Tout aussi reconnaissable que celui d’un Don Hertzfeldt ou d’un Sylvain Chomet, l’imaginaire de Elliot s’articule autour d’un nombre limité de concepts esthétiques et narratifs, mais Memoir of a Snail démontre parfaitement qu’il n’est pas figé sur place. On reconnaît le chemin que le cinéaste a traversé en analysant la façon dont il réemploie ici une phrase kierkegaardienne d’abord prononcée par l’oncle éponyme de Uncle (1996), son court métrage étudiant semi-autobiographique : « La vie doit être vécue en regardant vers l’avenir, mais elle ne peut être comprise qu’en se retournant vers le passé. » Dans le projet initial, cette démonstration de sagesse était assez inattendue venant d’un personnage qui n’était observé que de l’extérieur, et que l’on pensait muet et faible d’esprit. Venant de Pinky, que nous avons appris à connaître de près – son histoire est comme un film dans le film –, la même phrase ne provoque aucun choc, car on la comprend ancrée dans une intériorité qui nous est familière. La différence entre les deux est surtout d’ordre scénaristique. Confiés à des narrateurs internes ou externes, les premiers récits de Elliot prenaient du recul par rapport aux étrangetés d’individus foncièrement seuls et incompris, de manière à souligner le mystère de leur inaccessibilité. Dans Mary and Max, les personnages obtenaient en partie la liberté de se raconter eux-mêmes, et dans Memoir of a Snail c’est entièrement le cas : promue narratrice, Grace est capable de se percevoir avec ironie et lucidité, et donc de se repenser. Ainsi, l’effet recherché n’est plus celui de la hantise et de la prédestination, mais d’une introspection délicate et en fin de compte lumineuse.

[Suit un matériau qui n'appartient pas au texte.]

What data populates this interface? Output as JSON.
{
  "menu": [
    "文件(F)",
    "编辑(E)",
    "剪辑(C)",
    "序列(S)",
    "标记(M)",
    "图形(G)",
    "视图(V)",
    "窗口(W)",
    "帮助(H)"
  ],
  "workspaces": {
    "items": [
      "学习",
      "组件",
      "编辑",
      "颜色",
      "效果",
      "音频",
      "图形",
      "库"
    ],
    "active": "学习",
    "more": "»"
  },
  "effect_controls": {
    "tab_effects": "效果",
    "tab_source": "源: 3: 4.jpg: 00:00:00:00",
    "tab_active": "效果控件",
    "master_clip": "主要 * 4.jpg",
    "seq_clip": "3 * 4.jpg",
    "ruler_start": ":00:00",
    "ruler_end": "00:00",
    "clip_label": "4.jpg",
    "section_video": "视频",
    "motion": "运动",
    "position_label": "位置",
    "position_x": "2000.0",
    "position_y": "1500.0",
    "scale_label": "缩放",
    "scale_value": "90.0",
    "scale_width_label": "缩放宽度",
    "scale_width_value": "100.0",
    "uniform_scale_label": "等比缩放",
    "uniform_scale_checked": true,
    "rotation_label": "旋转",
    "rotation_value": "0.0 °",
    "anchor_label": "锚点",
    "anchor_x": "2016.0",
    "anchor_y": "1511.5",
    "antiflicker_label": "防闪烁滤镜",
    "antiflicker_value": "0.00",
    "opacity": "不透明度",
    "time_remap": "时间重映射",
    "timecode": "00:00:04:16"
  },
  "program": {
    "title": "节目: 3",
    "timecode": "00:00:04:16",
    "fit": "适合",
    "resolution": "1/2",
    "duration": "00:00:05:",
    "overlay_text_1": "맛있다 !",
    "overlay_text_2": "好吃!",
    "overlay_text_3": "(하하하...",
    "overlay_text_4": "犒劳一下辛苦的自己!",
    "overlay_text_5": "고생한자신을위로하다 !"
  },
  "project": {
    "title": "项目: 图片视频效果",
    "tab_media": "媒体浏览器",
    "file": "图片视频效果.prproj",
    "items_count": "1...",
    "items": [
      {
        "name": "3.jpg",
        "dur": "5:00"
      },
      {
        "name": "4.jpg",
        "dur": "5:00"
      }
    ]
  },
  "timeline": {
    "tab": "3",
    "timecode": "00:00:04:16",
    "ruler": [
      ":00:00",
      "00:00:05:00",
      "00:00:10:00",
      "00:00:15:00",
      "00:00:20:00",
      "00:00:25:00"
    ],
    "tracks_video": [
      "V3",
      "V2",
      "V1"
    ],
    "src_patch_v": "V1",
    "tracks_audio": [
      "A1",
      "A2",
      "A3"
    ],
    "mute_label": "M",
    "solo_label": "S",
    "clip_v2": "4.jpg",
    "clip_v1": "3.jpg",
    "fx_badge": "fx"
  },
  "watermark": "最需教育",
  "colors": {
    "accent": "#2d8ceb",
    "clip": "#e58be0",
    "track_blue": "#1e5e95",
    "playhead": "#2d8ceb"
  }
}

Touchante et significative est d’ailleurs la mise en abyme qu’introduit Elliot en faisant de Grace une animatrice en devenir, fille d’un animateur. Le cinéaste a souvent dit s’inspirer de sa propre vie ou de celle de ses proches – Mary and Max était « basé sur des faits réels » –, et il rend ici explicites les liens entre bouleversements personnels et créativité. Fabriqués entre autres en pâte à modeler, ses protagonistes entretiennent eux-mêmes un lien particulier avec des objets, préférant rester en compagnie de leurs figurines. Grace s’explique : « Je savais qu’ils ne me quitteraient jamais. Qu’ils ne me blesseraient jamais. Qu’ils ne mourraient jamais. » Tout en examinant avec empathie les sources et les conséquences d’un tel besoin, Elliot adopte une approche de l’animation radicalement différente. Malgré l’amour total qui participe à leur création, ses mondes ne visent pas à cajoler le public, ne pouvant être commercialisés comme le sont Wallace et Gromit. Ses personnages meurent, blessent et sont blessés, devenant victimes de thérapies de conversion et de génocides. Et parfois, comme dans Memoir of a Snail, ils sont guéris, et opèrent à leur tour une sorte de guérison.